Hi Roger,
Wow, you almost don't need my help at all! Here's what I can confirm/add to the discussion:
1a. You can order any fingerboard dimensions by specifying the width at the nut and the last fret you can measure (please specify if it isn't the 24th fret). On a Mark King model there is no additional charge for this service. Likewise we can carve the neck any way you like, but that is much harder to describe remotely. As sugested, you can send us a bass you like the neck on and we will duplicate the feel.
1b. We'll scale the artwork to fit the fingerboard size on your bass. Since the inlay work is done completely by hand, it won't be a problem.
2. If you've got a specific brand or gauge of string you want used, just send me a set and we'll make the bass to suit those strings. This is especially important in England where it seems 45s are considered heavy gauges. Enlarging the slots is easily done by a professional, but if you want the strings much smaller than originally supplied, you'll need a new nut, new saddles, and a professional setup.
Without instructions otherwise, we set up with very low action, then raise it so most players can use it. We want to know it will play low, as raising is simple if you've undershot it.
3. The 4-string Mark King averages just shy of 15 - of course it does depend on the neck width.

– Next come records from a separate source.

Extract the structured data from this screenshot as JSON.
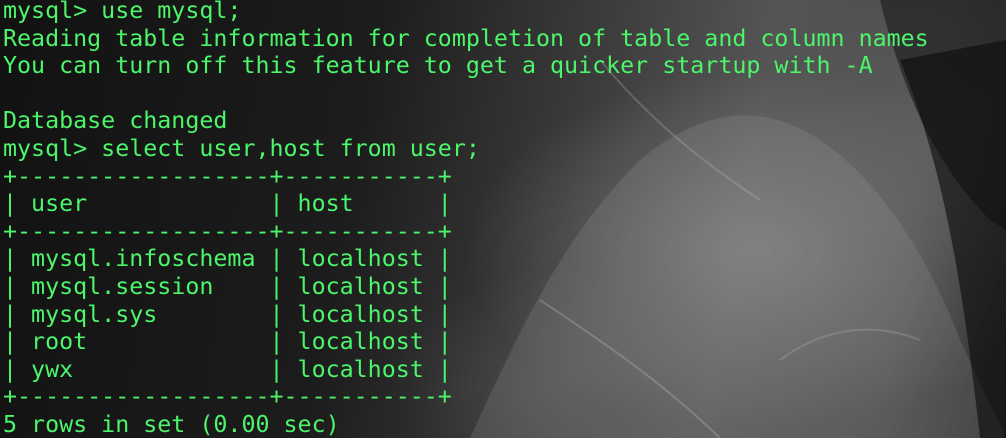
{
  "terminal": {
    "lines": [
      "mysql> use mysql;",
      "Reading table information for completion of table and column names",
      "You can turn off this feature to get a quicker startup with -A",
      "",
      "Database changed",
      "mysql> select user,host from user;",
      "+------------------+-----------+",
      "| user             | host      |",
      "+------------------+-----------+",
      "| mysql.infoschema | localhost |",
      "| mysql.session    | localhost |",
      "| mysql.sys        | localhost |",
      "| root             | localhost |",
      "| ywx              | localhost |",
      "+------------------+-----------+",
      "5 rows in set (0.00 sec)"
    ],
    "text_color": "#4cf56a"
  }
}
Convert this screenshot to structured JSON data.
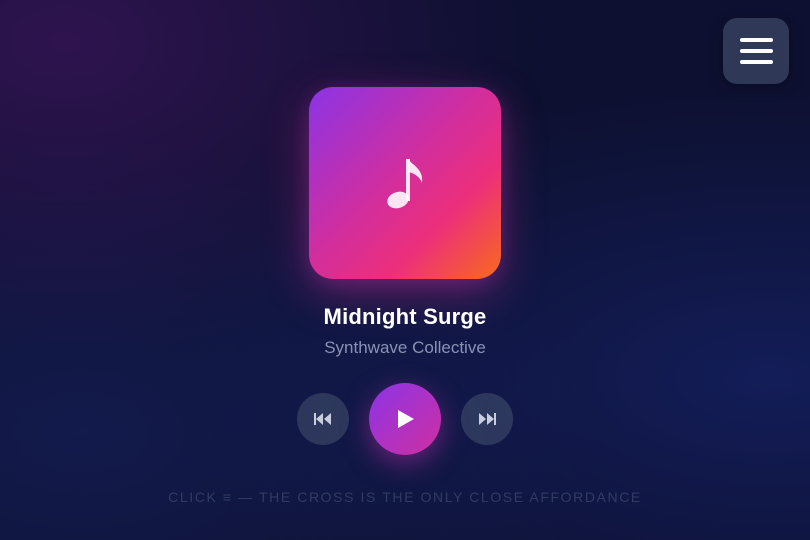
{
  "menu": {
    "icon": "hamburger-menu-icon"
  },
  "track": {
    "title": "Midnight Surge",
    "artist": "Synthwave Collective",
    "artwork_icon": "music-note-icon"
  },
  "controls": {
    "previous_icon": "skip-previous-icon",
    "play_icon": "play-icon",
    "next_icon": "skip-next-icon"
  },
  "hint": "CLICK ≡ — THE CROSS IS THE ONLY CLOSE AFFORDANCE",
  "colors": {
    "background": "#0d1030",
    "accent_purple": "#8b34e8",
    "accent_pink": "#e92f80",
    "accent_orange": "#f86a1c",
    "artist_text": "#8893b4",
    "hint_text": "#2f3c62"
  }
}
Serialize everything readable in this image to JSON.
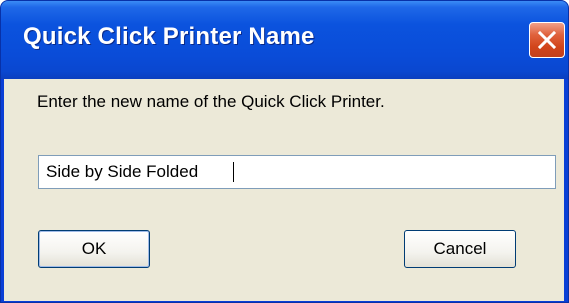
{
  "dialog": {
    "title": "Quick Click Printer Name",
    "prompt": "Enter the new name of the Quick Click Printer.",
    "name_value": "Side by Side Folded",
    "ok_label": "OK",
    "cancel_label": "Cancel"
  },
  "icons": {
    "close": "close-icon"
  },
  "colors": {
    "titlebar": "#0a4cd8",
    "close_button": "#d2451b",
    "client_bg": "#ece9d8",
    "input_border": "#7f9db9",
    "button_border": "#003c74"
  }
}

4. As reported above, the fingerboards are left unfinished, including the sides. Bronze, silver and aluminum all will tarnish some. The aluminum tarnishes the least and will usually not show becuase even casually wiping with your finger removes it. If the silver or bronze dots get very tarnished, a light sanding along the edge will expose a fresh untarnished surface. Hey - LEDs won't tarnish at all.